SOUTH SAN FRANCISCO, Calif. (KTVU) - A KTVU 2 Investigates report helped spark the award of hundreds of thousands of dollars to a woman who was wrongfully terminated over a family-leave discrepancy.
Ivania Centeno was a 13-year employee at a Bon Appetit café inside Genentech in South San Francisco.
She said she was let go in 2017 for taking time off to care for her dying mother-in-law, in violation of company policy.
After more than a year fighting for a resolution, 2 Investigates aired a report in February highlighting Centeno’s situation and the bigger issue of a legal loophole in California that prevents in-laws from being covered under family-leave laws.
Under California’s paid leave law, care of in-laws is covered. However, under the California Family Rights Act, care of in-laws is not covered. It’s not clear which law takes precedent. It will require legislative changes to fix.
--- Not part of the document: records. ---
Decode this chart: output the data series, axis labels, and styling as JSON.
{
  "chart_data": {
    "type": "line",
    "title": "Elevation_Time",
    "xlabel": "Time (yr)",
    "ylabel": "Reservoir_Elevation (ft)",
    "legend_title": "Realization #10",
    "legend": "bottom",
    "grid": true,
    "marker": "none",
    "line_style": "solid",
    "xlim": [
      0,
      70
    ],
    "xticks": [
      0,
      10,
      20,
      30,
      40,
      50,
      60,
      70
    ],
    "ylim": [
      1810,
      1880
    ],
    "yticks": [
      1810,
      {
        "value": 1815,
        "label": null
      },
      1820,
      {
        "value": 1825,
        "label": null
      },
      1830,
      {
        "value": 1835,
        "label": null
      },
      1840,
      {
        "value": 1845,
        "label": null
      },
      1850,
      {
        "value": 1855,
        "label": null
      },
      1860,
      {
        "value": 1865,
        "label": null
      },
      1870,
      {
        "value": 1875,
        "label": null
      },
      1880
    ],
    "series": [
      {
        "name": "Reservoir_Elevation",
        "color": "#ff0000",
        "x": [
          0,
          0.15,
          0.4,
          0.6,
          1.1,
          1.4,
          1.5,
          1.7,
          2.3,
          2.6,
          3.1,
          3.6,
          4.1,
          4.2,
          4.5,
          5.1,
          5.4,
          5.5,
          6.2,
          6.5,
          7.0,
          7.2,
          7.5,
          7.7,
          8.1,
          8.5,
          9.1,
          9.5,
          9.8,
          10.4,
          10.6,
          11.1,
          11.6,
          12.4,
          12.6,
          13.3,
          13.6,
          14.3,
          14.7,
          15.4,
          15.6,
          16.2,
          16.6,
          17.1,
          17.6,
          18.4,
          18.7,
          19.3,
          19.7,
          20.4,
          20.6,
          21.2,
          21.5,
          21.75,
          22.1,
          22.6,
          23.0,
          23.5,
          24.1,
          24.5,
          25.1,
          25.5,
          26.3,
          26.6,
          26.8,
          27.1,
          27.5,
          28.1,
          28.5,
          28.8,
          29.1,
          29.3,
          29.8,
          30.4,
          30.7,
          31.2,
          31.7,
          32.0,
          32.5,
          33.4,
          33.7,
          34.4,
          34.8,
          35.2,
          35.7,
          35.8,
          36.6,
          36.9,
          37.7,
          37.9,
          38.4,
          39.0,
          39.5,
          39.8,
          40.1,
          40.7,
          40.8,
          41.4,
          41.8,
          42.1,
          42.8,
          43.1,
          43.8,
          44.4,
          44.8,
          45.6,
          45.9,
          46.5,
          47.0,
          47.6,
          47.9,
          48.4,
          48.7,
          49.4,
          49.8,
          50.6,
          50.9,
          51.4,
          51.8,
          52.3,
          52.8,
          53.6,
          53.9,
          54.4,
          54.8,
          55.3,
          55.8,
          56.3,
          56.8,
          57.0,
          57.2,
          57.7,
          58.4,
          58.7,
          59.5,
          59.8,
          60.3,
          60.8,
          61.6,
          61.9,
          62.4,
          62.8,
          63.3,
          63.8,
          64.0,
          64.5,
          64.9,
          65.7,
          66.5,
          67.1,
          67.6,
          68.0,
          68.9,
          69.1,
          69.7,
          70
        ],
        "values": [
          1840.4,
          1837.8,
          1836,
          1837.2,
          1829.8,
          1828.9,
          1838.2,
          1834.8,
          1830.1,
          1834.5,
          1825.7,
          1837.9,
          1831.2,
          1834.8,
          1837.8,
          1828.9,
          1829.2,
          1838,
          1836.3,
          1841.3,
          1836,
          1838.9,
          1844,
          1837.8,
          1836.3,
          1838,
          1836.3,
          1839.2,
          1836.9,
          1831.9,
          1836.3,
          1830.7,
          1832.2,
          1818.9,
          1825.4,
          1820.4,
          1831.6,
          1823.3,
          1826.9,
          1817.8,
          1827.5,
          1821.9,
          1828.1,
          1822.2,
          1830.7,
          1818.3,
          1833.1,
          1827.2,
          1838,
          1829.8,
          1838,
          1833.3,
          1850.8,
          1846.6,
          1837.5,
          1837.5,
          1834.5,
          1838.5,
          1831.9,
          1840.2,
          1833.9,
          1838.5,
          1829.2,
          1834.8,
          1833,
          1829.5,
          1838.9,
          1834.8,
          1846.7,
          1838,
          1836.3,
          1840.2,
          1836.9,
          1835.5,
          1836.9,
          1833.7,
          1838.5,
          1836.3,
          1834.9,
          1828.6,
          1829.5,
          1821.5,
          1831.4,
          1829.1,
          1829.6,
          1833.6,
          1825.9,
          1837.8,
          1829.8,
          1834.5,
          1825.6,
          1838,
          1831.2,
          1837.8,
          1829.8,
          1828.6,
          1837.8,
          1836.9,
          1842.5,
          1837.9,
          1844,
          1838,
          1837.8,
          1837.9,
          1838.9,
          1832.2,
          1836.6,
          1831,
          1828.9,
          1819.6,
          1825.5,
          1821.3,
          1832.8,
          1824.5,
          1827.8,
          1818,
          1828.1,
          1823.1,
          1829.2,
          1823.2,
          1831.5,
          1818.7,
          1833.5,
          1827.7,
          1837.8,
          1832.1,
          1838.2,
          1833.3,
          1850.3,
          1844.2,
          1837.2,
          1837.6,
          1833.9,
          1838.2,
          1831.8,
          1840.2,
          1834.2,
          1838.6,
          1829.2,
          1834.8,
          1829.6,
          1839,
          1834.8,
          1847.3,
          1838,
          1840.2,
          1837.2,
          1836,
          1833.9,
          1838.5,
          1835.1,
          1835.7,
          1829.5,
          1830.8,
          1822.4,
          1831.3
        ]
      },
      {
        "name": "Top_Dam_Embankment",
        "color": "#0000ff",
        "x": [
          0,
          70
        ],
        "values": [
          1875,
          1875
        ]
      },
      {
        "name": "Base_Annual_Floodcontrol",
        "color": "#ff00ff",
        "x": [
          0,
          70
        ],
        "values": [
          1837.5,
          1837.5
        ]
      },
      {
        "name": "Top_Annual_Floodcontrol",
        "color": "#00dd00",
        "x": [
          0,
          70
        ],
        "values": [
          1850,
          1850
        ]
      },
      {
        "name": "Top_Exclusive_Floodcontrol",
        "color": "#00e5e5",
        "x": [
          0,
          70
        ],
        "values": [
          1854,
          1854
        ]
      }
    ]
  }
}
In Centeno’s case, she claims when her mother-in-law became deathly ill, she was given permission by Bon Appetit to fly to Nicaragua to help care for her.
Her mother-in-law later died and Centeno headed back to the states to return to her job. However, when she returned, Bon Appetit fired her claiming she had missed too many days of work and that her mother-in-law didn’t qualify under the family leave policy.
Records show bosses blamed computer software that made the firing decision. Centeno’s trip and circumstances of her recent and previous absences for a work-related injury, were entered into a computer system that arrived the conclusion she should be terminated.
2 Investigates requested interviews and answers to the lawsuit from Bon Appetit but have yet to get any, even after showing up at the corporate office in Palo Alto.
Court records show in April the case was finally resolved and mentioned “the trial preparation and media work were both useful to the ultimate resolutions of the case and should therefore be fully compensated.”
Centeno was given an undisclosed amount of back pay, unemployment benefits and also awarded $211,795 in attorney fees and $25,603 in court costs.
“The case was at an impasse before [2 Investigates] got involved and afterwards it resolved and I think KTVU’s involvement had a lot to do with that,” attorney Rob Nelson representing Centeno said. “I hope any employer would walk away from a situation like this with the message that you need to treat your employees like human beings.”
Centeno has a new job and is relieved and happy the case has come to a close. “I feel less stressed and I feel more relaxed,” she said. “I have my life back.”